I have many, many more games from the Steam Next Fest to try, and I’ve already found some gems, and some games that, for some reason or other, I just couldn’t play.
Don’t Panic! It is Just Turbulence
Don’t Panic! It is Just Turbulence was one such. You are in a plane that is going down, and you collaborate with the control tower to land safely. What I didn’t realize when I downloaded it was that it is a two player game, similar to the bomb defusing one and a few others that depend upon sharing information in a tense situation.
In Don’t Panic, the pilot is in bad shape and must solve several puzzles. They don’t know how to solve them, they cannot solve them on their own. Instead, they must describe what they can see to the tower, who will use their references to help with the solution. Solve them all and the plane is saved. Run out of time and, well…
I didn’t have anyone to play with, so I sadly had to let this one go unplayed. I did enjoy that one of the keystroke commands for the tower player was “Pull up!”. Bound to the “Q” key.
Scriptorium: Master of Manuscripts
What I thought this game might be about: Copying and decorating texts, perhaps writing letters and decrees and things like that for those not fortunate enough to be blessed with the understanding of the letters and the Latin.
What this game is actually about: The devil is forcing you to make medieval-style pieces of art to order. People (and not-people) will come to you and ask you to make them a picture. The picture will be required to have certain elements, and optionally certain other elements, and you will be rewarded for how many of the elements you include. Aesthetics don’t really seem to be part of this, but they can have specific requests for coloring or positioning that you should take into account.
Creating an artwork is simply a matter of dragging in elements from the palette. They can be rotated, flipped, resized, and moved forward or backward within the artwork. Some can be recolored.
The store page shows that some of the artworks can get pretty complicated and take a lot of time to complete. I’m not really sure it’s for me, though?
Forbidden Solitaire
Your mind was blown when you found a copy of Forbidden Solitaire in the thrift shop. This game was so popular for awhile, and then… disappeared. You rush home, tell your sister about it, and start playing. As you play, your sister is texting you information she has found about why the game disappeared. When people play this game, bad things happen.
Unfortunately, for you, it is too late.
Forbidden Solitaire is a story game that is simultaneously discovering what happened to the people who played the game in the 90s before it was banned and taken off of store shelves, and the player working their way through a mysterious tower, solving puzzles and fighting monsters… with solitaire.

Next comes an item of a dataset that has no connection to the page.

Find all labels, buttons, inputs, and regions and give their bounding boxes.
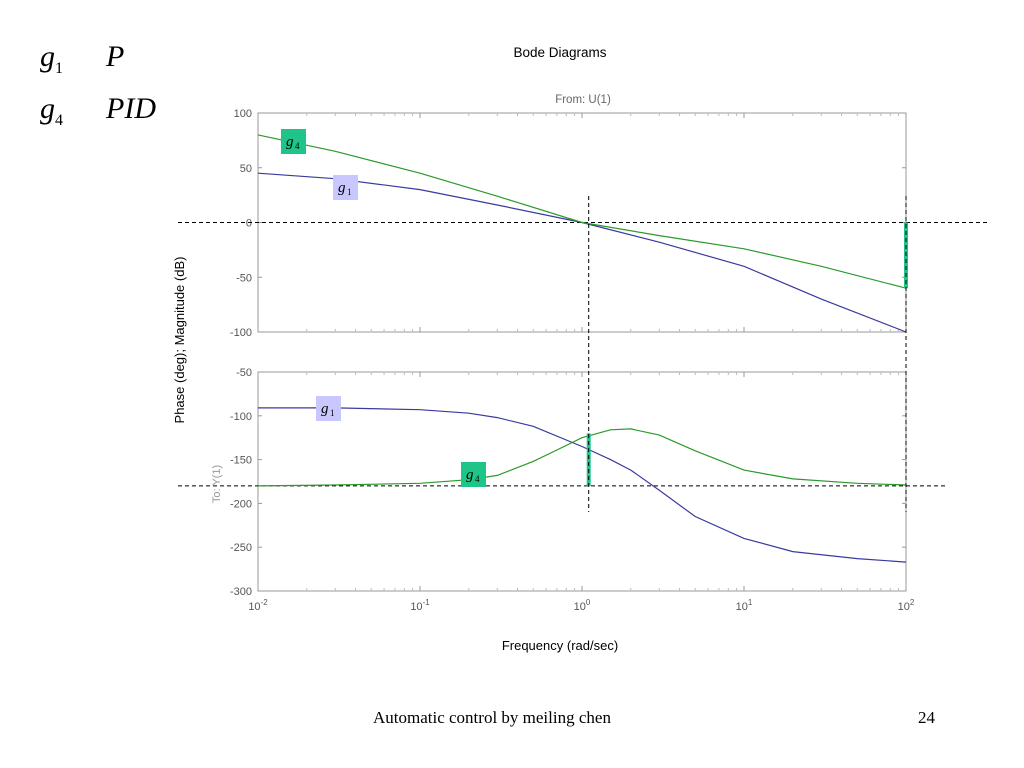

Specifically, a variant of Tri-Peaks Solitaire, invented in 1989 by Robert Hogue and included in the first edition of the Microsoft Solitaire Collection. In this, you deal the stacks, and then deal a face-up card. You can remove a card from a stack if it is one higher or one lower that the current card. In fights, the number of cards you can remove before being forced to flip another card from the waste is the damage you do to the monster. For puzzles, it is simply to win the game.
In between games of solitaire, the story continues, with monsters tracking you, the weird horror vibe growing, and your sister becoming increasingly alarmed at what she is discovering about the game.
The demo only goes to the defeat of the first boss, a terrible monster with a lot of health and a shield that ignores two points of damage. It took several tries to beat, and there’s a good amount of RNG going on. Sometimes you catch a break. Sometimes there are no breaks to be had. There doesn’t seem to be any death penalty, though.
The game is nicely creepy and would fit right in to a 90s PC game library, although the screen resolution is somewhat higher than was common back then. As with Underkeep from the other day, this looks just like how people remember 90s games looking, as opposed to how they actually looked. And that’s fine.